Wednesday, January 28, 2015

Ristorante Alte Amore My Fiction Setting

Ristorante "Former or Old Love" was the setting in the short story "Arrivederla." These are the two Roman locations which served as the inspiration for Ristorante Alte Amore:  Ristorante Checco dello Scapicollo and Ristorante Cecilia Metella

Friday, January 23, 2015

Fiumicino, Italy to Rome, Italy

As the taxi drove from Aeroporti Fiumicino to Rome, we did encounter a flock of sheep and a shepherd on the road.

Monday, January 19, 2015

Short Story Excerpt The Pacific by Mark Helprin

The entire story hangs on the fourth word from the end; you can search for it and read it. The short story, 5600 words, details a World War II factory worker. Here is part of a paragraph:

Paulette, who worked with an electric arc, never tired of watching this woman adjust her torch.  When she lit it, the flame was white inside but surrounded by a yellow envelope that sent up twisting columns of smoke.  Then she changed the mixture and a plug of intense white appeared at the end of the torch, in the center of a small orange flare.  When finally she got her neutral flame—with a tighter white plug, a colorless core, and a sapphire-blue casing—she lowered her mask and bent over the work.
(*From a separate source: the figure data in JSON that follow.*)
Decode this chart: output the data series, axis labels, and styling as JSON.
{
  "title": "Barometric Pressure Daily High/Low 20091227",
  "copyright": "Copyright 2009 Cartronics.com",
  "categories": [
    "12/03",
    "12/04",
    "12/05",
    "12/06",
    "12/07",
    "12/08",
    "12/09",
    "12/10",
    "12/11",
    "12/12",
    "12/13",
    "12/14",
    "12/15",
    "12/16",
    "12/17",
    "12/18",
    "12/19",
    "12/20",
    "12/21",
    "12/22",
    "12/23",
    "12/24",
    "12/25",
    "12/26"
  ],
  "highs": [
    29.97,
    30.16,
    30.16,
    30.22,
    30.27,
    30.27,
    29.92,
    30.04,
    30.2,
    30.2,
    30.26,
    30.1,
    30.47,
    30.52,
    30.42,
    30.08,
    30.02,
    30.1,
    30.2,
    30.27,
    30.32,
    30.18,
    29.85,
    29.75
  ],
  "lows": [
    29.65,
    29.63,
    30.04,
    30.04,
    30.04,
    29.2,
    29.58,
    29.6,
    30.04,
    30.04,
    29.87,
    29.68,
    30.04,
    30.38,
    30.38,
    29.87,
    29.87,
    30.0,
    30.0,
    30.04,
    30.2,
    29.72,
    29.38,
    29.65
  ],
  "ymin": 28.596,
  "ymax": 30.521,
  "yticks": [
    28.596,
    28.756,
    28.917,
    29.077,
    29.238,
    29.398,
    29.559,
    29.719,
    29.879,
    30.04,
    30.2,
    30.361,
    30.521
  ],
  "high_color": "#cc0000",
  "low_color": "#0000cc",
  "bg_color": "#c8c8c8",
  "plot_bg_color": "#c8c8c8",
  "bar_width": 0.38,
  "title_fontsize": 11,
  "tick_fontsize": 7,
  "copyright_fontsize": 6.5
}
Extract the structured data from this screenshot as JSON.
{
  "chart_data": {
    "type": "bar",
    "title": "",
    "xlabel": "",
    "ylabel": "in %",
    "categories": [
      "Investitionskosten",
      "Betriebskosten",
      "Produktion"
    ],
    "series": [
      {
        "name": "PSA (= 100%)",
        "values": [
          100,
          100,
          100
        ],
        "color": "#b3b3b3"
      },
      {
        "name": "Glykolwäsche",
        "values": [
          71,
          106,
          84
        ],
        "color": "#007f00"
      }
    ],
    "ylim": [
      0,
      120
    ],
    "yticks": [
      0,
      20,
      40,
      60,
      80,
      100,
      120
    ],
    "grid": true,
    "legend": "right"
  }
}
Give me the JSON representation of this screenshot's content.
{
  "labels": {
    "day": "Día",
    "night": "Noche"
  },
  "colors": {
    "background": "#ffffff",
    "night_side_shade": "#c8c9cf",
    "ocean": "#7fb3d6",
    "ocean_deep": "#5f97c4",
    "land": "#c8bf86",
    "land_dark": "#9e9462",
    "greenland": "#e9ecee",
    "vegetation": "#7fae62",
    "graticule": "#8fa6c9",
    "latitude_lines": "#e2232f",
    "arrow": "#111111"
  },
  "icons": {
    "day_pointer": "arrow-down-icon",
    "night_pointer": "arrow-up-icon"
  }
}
Wednesday, January 14, 2015

Saturday, January 10, 2015

The Book I Brought Home

At a contest last month I unwrapped a mystery book in a plain paper wrapper. In the very last paragraph on the back dust cover, I read the author is someone whose main occupation is publishing books on opera. Meant to be mine.

Friday, January 9, 2015

Do You Write In Your Books?

My mentors write in their books, usually in different colored inks.  To me, they've made their books more valuable. When technology makes more intelligent advances, we should be able to reproduce their marks, notes, in different color inks. Last week I saw an annotated copy of Jane Eyre, and while there are many annotations, I like the idea of everyone having a chance to annotate. Imagine buying a classic and being able to pick the annotations you want and add them to your electronic edition. The pixels and electrons are yours forever. Here is a link to Brainpickings and an excerpt from How To Read A Book by Mortimer J. Adler and Charles Van Doren:

"When you buy a book, you establish a property right in it, just as you do in clothes or furniture when you buy and pay for them. But the act of purchase is actually only the prelude to possession in the case of a book. Full ownership of a book only comes when you have made it a part of yourself, and the best way to make yourself a part of it — which comes to the same thing — is by writing in it.

Why is marking a book indispensable to reading it? First, it keeps you awake — not merely conscious, but wide awake. Second, reading, if it is active, is thinking, and thinking tends to express itself in words, spoken or written. The person who says he knows what he thinks but cannot express it usually does not know what he thinks. Third, writing your reactions down helps you to remember the thoughts of the author."